Insta al PP a aprobar la medida, "al menos, como reflexión, ya que no han asumido responsabilidades políticas" y les acusa de adoptar "la estrategia del avestruz"

El vicepresidente de la Comisión de Constitucional y diputado socialista, Nacho Sánchez Amor, ha defendido hoy en el Pleno del Congreso la necesidad de prohibir las donaciones de las empresas a los partidos políticos, “porque en la práctica se han convertido en gestos que esperan una contraprestación o ventaja” y “por la coyuntura actual debido a escándalos de corrupción como los casos Gürtel y Bárcenas”.

A través de una Proposición de Ley Orgánica presentada por el Grupo Parlamentario Socialista para modificar la actual regulación de la Ley de Financiación de Partidos, el PSOE plantea que los partidos políticos sólo puedan recibir donaciones de personas físicas, con los límites y condiciones establecidas en la ley, “para impedir que éstas pretendan la obtención de un ilegítimo beneficio económico para las actividades empresariales o un tratamiento privilegiado”.

Tras adelantar el Gobierno su intención de prohibir las donaciones de las empresas a los partidos, Sánchez Amor ha instado al PP a aprobar hoy esta iniciativa “como muestra de coherencia y, al menos, de reflexión sobre sus circunstancias”, a la vez que le ha acusado de “adoptar la estrategia del avestruz y de encogimiento de hombros como hace Rajoy, en los casos que les afectan”.

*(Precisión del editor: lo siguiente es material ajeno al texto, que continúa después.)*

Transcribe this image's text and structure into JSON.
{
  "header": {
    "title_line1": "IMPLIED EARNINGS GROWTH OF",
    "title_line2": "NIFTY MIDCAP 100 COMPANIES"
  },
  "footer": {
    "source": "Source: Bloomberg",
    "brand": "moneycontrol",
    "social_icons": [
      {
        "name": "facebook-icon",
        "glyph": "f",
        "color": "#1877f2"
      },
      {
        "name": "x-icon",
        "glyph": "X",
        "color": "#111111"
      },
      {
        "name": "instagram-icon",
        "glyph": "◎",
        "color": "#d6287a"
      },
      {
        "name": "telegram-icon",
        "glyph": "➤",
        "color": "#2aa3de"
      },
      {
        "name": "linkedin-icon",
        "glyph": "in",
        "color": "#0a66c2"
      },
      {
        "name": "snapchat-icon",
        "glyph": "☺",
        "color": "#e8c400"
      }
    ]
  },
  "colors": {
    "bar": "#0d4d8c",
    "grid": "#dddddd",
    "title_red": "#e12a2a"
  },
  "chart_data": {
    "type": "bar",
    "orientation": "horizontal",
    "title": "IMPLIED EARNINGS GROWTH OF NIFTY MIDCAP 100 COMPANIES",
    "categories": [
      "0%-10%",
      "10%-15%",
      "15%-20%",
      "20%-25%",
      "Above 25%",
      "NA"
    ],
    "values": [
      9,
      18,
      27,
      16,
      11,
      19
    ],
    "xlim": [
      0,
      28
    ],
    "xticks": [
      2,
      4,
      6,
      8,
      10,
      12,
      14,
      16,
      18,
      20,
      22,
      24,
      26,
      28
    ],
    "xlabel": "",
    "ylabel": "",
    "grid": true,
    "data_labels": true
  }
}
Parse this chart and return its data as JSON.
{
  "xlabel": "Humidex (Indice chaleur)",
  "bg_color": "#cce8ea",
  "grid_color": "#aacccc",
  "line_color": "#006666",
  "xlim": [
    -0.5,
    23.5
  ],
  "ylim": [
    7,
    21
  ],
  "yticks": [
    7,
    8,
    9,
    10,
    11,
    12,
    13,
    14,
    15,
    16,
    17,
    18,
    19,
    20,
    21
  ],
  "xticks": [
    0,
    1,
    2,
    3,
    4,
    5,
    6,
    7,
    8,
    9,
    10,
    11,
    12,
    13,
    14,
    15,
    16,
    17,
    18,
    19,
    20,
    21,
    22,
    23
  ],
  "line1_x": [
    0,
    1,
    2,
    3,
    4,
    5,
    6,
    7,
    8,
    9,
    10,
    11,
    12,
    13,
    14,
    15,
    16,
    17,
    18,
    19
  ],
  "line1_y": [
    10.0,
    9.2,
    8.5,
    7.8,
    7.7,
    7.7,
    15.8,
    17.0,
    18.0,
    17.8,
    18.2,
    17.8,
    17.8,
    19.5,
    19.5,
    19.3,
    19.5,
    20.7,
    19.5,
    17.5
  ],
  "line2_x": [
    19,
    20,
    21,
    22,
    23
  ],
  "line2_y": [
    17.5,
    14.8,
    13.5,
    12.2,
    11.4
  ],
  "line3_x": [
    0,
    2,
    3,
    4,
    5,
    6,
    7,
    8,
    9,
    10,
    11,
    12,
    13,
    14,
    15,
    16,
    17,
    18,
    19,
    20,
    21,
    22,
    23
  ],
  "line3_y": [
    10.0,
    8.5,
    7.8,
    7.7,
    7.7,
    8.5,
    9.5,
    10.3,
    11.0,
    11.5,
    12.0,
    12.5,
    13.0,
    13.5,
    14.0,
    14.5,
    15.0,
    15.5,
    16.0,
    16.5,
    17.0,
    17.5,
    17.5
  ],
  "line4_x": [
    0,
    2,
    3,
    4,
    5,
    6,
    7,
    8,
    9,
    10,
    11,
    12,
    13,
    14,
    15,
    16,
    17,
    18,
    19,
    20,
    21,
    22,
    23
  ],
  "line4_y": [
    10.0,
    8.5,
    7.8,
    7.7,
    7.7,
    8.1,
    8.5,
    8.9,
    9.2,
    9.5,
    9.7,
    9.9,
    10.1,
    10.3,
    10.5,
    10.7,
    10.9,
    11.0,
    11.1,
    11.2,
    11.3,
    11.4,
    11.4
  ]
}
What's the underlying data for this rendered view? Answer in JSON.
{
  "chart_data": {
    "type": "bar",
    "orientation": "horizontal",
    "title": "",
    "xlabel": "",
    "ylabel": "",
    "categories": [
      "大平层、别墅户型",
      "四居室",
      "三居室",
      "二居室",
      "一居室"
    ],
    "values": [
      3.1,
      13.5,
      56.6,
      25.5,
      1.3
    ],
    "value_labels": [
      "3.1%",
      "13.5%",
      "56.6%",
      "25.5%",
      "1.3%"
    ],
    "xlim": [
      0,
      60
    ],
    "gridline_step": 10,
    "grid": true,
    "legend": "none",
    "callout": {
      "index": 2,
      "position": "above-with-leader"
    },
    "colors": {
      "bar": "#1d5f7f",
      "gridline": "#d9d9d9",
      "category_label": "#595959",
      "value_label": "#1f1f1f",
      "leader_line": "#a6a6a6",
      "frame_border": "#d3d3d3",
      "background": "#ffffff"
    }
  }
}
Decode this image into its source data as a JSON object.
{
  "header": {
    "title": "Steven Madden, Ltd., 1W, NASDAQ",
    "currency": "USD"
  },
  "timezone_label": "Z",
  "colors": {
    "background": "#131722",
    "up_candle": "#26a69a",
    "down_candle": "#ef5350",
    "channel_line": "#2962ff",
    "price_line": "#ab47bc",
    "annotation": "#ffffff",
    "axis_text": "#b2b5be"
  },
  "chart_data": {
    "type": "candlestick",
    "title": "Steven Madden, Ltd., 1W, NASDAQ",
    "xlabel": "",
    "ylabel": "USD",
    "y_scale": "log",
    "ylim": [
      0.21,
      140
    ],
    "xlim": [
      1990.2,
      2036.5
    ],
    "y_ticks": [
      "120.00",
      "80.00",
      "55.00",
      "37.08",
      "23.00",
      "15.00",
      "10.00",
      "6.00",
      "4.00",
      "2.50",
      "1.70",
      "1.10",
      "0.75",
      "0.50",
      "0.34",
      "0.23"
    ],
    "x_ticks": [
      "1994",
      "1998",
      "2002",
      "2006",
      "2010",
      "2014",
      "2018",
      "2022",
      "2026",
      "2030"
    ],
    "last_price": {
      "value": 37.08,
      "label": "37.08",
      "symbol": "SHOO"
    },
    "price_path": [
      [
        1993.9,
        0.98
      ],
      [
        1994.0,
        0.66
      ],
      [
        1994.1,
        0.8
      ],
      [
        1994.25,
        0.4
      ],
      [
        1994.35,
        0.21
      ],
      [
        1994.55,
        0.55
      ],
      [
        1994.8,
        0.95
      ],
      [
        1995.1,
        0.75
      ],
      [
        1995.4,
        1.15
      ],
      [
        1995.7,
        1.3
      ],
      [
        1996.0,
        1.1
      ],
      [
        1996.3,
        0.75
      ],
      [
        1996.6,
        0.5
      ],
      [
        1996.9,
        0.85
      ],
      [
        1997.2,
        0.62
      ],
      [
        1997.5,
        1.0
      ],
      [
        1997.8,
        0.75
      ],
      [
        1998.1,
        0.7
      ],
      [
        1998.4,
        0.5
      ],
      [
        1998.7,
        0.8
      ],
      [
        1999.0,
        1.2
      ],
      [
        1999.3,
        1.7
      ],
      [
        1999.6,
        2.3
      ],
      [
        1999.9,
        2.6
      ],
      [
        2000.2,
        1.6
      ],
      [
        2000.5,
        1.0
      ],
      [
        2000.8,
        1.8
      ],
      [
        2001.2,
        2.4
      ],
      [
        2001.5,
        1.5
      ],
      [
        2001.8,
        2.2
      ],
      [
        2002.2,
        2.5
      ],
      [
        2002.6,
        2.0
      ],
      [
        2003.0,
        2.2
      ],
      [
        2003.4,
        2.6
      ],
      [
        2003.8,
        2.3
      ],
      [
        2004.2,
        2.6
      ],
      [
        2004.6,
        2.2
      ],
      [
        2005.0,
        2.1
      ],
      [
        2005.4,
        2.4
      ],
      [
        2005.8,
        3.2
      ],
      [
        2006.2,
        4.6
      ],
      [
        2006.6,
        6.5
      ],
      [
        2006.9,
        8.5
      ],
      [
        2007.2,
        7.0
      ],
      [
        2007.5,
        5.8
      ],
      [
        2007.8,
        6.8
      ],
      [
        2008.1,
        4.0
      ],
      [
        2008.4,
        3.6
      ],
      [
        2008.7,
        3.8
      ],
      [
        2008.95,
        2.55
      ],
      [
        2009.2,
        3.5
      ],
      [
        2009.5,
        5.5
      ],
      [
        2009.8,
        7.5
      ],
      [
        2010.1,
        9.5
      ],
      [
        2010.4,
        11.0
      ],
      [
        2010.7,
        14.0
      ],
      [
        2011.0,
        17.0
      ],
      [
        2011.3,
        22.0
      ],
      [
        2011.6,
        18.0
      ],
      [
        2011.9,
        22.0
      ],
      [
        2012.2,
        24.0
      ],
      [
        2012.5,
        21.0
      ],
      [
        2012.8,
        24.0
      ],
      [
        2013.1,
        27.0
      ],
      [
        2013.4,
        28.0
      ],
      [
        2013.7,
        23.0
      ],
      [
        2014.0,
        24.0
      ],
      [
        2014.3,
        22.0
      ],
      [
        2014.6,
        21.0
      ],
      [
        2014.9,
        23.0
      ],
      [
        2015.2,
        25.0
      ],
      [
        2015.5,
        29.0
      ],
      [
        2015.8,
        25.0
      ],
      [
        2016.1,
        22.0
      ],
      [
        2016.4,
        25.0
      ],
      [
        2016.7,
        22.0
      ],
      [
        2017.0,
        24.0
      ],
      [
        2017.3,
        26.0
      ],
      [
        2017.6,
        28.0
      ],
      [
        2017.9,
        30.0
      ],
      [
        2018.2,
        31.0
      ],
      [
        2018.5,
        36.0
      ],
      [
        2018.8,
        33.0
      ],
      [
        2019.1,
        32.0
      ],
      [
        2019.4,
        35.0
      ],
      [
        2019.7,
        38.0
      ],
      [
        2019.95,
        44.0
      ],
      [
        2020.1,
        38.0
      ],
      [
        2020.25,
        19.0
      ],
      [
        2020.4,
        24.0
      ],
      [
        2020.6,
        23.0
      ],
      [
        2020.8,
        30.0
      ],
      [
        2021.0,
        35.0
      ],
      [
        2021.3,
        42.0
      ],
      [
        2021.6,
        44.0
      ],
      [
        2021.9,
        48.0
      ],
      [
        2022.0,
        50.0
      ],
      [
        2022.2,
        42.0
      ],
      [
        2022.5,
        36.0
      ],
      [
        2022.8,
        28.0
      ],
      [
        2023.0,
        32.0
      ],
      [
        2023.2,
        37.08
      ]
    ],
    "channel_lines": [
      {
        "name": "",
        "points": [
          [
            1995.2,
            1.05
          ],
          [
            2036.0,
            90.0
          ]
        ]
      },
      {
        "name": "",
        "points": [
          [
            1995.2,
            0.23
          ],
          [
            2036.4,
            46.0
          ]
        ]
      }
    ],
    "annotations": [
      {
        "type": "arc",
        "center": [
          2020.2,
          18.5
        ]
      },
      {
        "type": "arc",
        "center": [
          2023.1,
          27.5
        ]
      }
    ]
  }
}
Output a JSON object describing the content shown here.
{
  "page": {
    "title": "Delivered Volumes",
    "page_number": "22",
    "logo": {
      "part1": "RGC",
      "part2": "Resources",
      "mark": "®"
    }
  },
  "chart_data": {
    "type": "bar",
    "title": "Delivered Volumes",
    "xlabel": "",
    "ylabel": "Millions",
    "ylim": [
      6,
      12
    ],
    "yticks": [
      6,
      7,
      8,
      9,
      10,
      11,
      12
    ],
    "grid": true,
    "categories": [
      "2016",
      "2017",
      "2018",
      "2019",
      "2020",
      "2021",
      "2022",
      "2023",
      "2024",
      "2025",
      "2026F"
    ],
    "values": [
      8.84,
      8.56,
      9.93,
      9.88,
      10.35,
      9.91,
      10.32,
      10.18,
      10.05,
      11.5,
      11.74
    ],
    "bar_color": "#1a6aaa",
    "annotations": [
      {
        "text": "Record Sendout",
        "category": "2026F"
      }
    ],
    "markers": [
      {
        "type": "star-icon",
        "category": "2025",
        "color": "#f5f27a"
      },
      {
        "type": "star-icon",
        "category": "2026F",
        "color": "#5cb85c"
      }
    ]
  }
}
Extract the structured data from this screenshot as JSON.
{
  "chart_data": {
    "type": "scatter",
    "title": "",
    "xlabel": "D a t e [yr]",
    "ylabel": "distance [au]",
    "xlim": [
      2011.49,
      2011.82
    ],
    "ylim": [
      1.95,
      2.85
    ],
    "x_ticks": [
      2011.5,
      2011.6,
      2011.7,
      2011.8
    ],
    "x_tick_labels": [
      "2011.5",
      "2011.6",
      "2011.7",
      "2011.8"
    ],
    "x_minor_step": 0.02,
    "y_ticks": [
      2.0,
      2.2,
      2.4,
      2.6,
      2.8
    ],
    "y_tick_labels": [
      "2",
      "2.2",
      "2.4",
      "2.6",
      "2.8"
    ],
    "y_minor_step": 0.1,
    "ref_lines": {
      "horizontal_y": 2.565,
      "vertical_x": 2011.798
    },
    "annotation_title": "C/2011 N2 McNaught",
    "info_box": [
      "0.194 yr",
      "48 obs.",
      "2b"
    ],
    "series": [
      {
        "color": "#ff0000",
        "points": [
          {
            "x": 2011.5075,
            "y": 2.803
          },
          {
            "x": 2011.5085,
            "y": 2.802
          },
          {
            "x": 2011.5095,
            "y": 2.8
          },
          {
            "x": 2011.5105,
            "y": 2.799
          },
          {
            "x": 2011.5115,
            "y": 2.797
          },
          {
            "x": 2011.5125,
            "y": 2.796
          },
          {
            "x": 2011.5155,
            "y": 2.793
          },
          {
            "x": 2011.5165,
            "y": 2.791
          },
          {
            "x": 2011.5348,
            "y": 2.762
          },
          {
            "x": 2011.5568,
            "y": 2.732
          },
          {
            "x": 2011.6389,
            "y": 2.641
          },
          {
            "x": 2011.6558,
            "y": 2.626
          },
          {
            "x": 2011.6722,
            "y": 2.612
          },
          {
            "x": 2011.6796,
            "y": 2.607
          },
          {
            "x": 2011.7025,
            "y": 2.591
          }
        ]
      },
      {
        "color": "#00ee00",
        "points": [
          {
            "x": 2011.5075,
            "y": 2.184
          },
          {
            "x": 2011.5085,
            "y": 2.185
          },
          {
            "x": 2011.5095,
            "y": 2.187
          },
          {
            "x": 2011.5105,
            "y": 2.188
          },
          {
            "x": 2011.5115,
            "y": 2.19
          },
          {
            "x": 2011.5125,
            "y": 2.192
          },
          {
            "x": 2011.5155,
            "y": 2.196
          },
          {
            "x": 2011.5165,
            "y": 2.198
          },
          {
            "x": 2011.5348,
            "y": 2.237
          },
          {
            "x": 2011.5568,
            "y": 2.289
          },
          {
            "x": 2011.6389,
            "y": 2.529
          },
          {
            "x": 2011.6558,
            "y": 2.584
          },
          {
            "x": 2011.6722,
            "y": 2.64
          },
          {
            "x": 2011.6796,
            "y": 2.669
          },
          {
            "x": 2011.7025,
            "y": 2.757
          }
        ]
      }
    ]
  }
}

“Ya que no han asumido sus responsabilidades políticas, espero que al menos hayan sacado conclusiones sobre los riesgos para el futuro de este tipo de donaciones”, ha advertido.

Sánchez Amor ha alertado del daño a la credibilidad del conjunto del sistema político que estas acciones provocan. “Desgraciadamente, al final, el que sufre un daño enorme es el juego limpio electoral y, por tanto, la calidad de nuestra democracia y la credibilidad de todos frente a los ciudadanos”, ha lamentado.

“Sus casos de financiación irregular, su contabilidad B alimentada durante muchos años con donaciones ocultas de empresas, arrojan dudas, no sobre su actuación, sino sobre la del conjunto de los partidos, una vez que han conseguido que la gente piense en términos genéricos que todos los políticos somos iguales y no lo somos”, ha advertido.